Why is Sexual Harassment Training Important for HR?

With workplace harassment training now a legal requirement for employers in many states, it is even more important than ever for organizations – and particularly HR departments – to ensure they are complying with regulations.

Even without legal ramifications, it is important for companies to take action to prevent sexual harassment in the workplace.

Not only is it in the best interests of workers, but taking positive action via sexual harassment prevention training is good for a company’s reputation.

It is easier than ever to organize, whether companies choose a sexual harassment training online course for employees, or whether offline works better for their work environment.

The Importance of Sexual Harassment Training for HR

Sexual harassment is a serious issue, both in and out of the workplace.

While employees are at work, it is the duty of employers to ensure they are safe and free from gender-based harassment and discrimination.

This is why there is now a movement across many areas to legally require organizations to provide an annual sexual harassment prevention training course for all staff.

No matter the state requirements, there are many areas pushing for online training programs, and other forms of compliance training – including New York State, New York City, Illinois, Delaware, California, and Maine.

In addition to sexual harassment prevention being the right thing to do, there are many reasons why training, whether online or offline, is important for HR departments.

1. Protecting Employees

HR departments exist to protect both employees and organizations from harassment and discrimination, through analyzing and enforcing a code of conduct.

Oftentimes, HR managers and officers will receive reports and complaints from staff which can be of a very sensitive nature (and therefore need to be protected via a privacy policy).

Particularly when talking about gender-based discrimination, it is of the utmost importance that HR staff receive a training course on responding appropriately and sensitively to disclosures and reports, whether this occurs in person, via eLearning courses, or even via phone support.

Victims of workplace harassment should be treated with respect – and their complaints should be taken very seriously. HR workers should be aware of how they can act to protect co-workers and take action for harassment prevention.

2. Staying Aware

Each company’s policy should state how reports will be addressed and resolved, and HR teams need to attend an online or offline training course on harassment prevention.

If HR staff receive anti-sexual harassment training, they are able to set an example for their co-workers and communicate the positive benefits of training at all levels. As they tend to interact with a large number of employees across the organization, they are also well-placed to recognize the signs of harassment and respond accordingly.

3. Ensuring Employer Compliance

Many states, such as New York, now legally require organizations to provide anti-sexual harassment training, and this includes the HR staff.
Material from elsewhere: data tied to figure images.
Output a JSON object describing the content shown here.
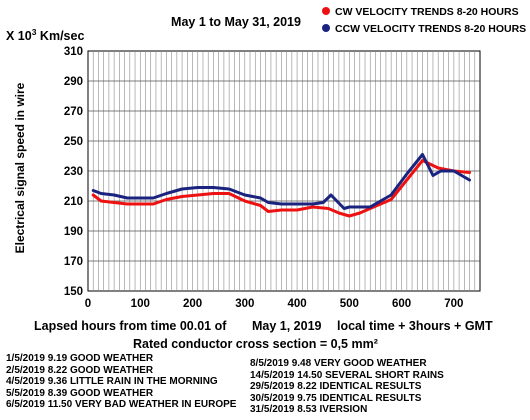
{
  "chart_data": {
    "type": "line",
    "title": "May  1 to  May 31, 2019",
    "y_unit_label_prefix": "X 10",
    "y_unit_label_exp": "3",
    "y_unit_label_suffix": " Km/sec",
    "ylabel": "Electrical signal speed in wire",
    "xlabel": "Lapsed hours from time 00.01 of",
    "xlabel_date": "May  1, 2019",
    "xlabel_tail": "local time  + 3hours + GMT",
    "subtitle": "Rated conductor cross section = 0,5 mm²",
    "xlim": [
      0,
      750
    ],
    "ylim": [
      150,
      310
    ],
    "x_ticks": [
      0,
      100,
      200,
      300,
      400,
      500,
      600,
      700
    ],
    "y_ticks": [
      150,
      170,
      190,
      210,
      230,
      250,
      270,
      290,
      310
    ],
    "grid": true,
    "legend_position": "top-right",
    "series": [
      {
        "name": "CW VELOCITY TRENDS 8-20 HOURS",
        "color": "#ee1111",
        "x": [
          10,
          25,
          50,
          75,
          100,
          125,
          150,
          180,
          210,
          240,
          270,
          300,
          330,
          345,
          370,
          400,
          430,
          460,
          480,
          500,
          520,
          540,
          580,
          610,
          640,
          670,
          700,
          730
        ],
        "y": [
          214,
          210,
          209,
          208,
          208,
          208,
          211,
          213,
          214,
          215,
          215,
          210,
          207,
          203,
          204,
          204,
          206,
          205,
          202,
          200,
          202,
          205,
          211,
          224,
          237,
          232,
          230,
          229
        ]
      },
      {
        "name": "CCW VELOCITY TRENDS 8-20 HOURS",
        "color": "#1a237e",
        "x": [
          10,
          25,
          50,
          75,
          100,
          125,
          150,
          180,
          210,
          240,
          270,
          300,
          330,
          345,
          370,
          400,
          430,
          450,
          465,
          490,
          500,
          520,
          540,
          580,
          610,
          640,
          660,
          675,
          700,
          730
        ],
        "y": [
          217,
          215,
          214,
          212,
          212,
          212,
          215,
          218,
          219,
          219,
          218,
          214,
          212,
          209,
          208,
          208,
          208,
          209,
          214,
          205,
          206,
          206,
          206,
          214,
          228,
          241,
          227,
          230,
          230,
          224
        ]
      }
    ]
  },
  "notes": {
    "left": [
      "1/5/2019  9.19 GOOD WEATHER",
      "2/5/2019  8.22 GOOD WEATHER",
      "4/5/2019  9.36 LITTLE RAIN IN THE MORNING",
      "5/5/2019  8.39 GOOD WEATHER",
      "6/5/2019 11.50 VERY BAD WEATHER IN EUROPE"
    ],
    "right": [
      "8/5/2019 9.48 VERY GOOD WEATHER",
      "14/5/2019 14.50 SEVERAL SHORT RAINS",
      "29/5/2019 8.22 IDENTICAL RESULTS",
      "30/5/2019 9.75 IDENTICAL RESULTS",
      "31/5/2019 8.53 IVERSION"
    ]
  }
}
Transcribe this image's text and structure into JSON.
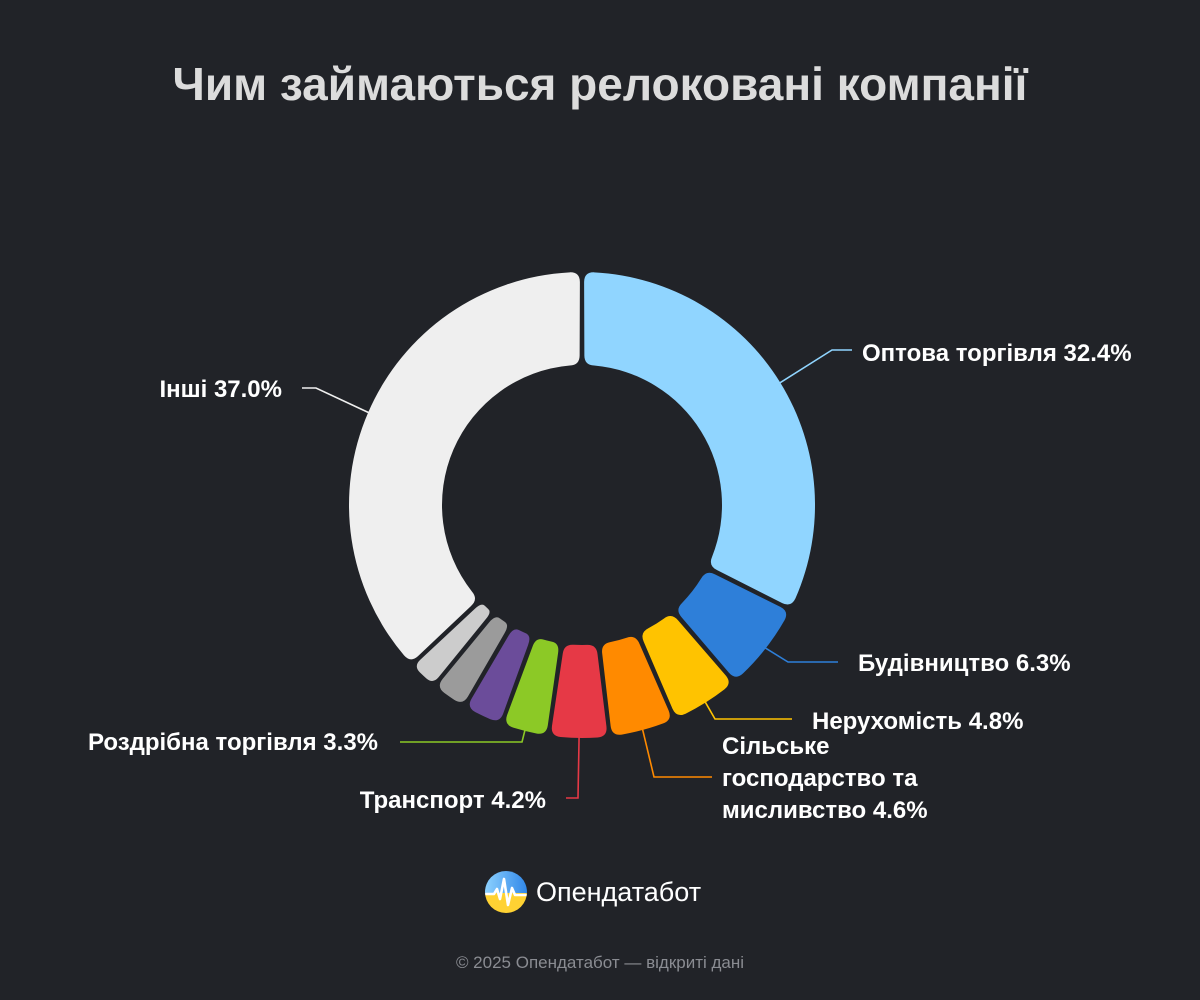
{
  "title": "Чим займаються релоковані компанії",
  "chart_data": {
    "type": "pie",
    "variant": "donut",
    "slices": [
      {
        "name": "Оптова торгівля",
        "value": 32.4,
        "label": "Оптова торгівля 32.4%",
        "color": "#90d5ff"
      },
      {
        "name": "Будівництво",
        "value": 6.3,
        "label": "Будівництво 6.3%",
        "color": "#2e7fd9"
      },
      {
        "name": "Нерухомість",
        "value": 4.8,
        "label": "Нерухомість 4.8%",
        "color": "#ffc300"
      },
      {
        "name": "Сільське господарство та мисливство",
        "value": 4.6,
        "label_lines": [
          "Сільське",
          "господарство та",
          "мисливство 4.6%"
        ],
        "color": "#ff8a00"
      },
      {
        "name": "Транспорт",
        "value": 4.2,
        "label": "Транспорт 4.2%",
        "color": "#e63946"
      },
      {
        "name": "Роздрібна торгівля",
        "value": 3.3,
        "label": "Роздрібна торгівля 3.3%",
        "color": "#8cc926"
      },
      {
        "name": "",
        "value": 2.8,
        "color": "#6b4c9a"
      },
      {
        "name": "",
        "value": 2.5,
        "color": "#9b9b9b"
      },
      {
        "name": "",
        "value": 2.1,
        "color": "#cccccc"
      },
      {
        "name": "Інші",
        "value": 37.0,
        "label": "Інші 37.0%",
        "color": "#efefef"
      }
    ]
  },
  "brand": {
    "name": "Опендатабот",
    "logo_icon": "opendatabot-logo-icon"
  },
  "footer": "© 2025 Опендатабот — відкриті дані"
}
In fact, one could argue that HR workers and managers can benefit significantly from such training, whether in-person or online because their roles involve interacting with and managing the concerns of employees. Offering training to every employee, including HR departments, can help to improve the workplace environment and ensure everyone complies with the company’s harassment policy. HR teams can also help to communicate and action the training requirements through the company, ensuring that employees at all levels are aware of their rights regarding sexual harassment.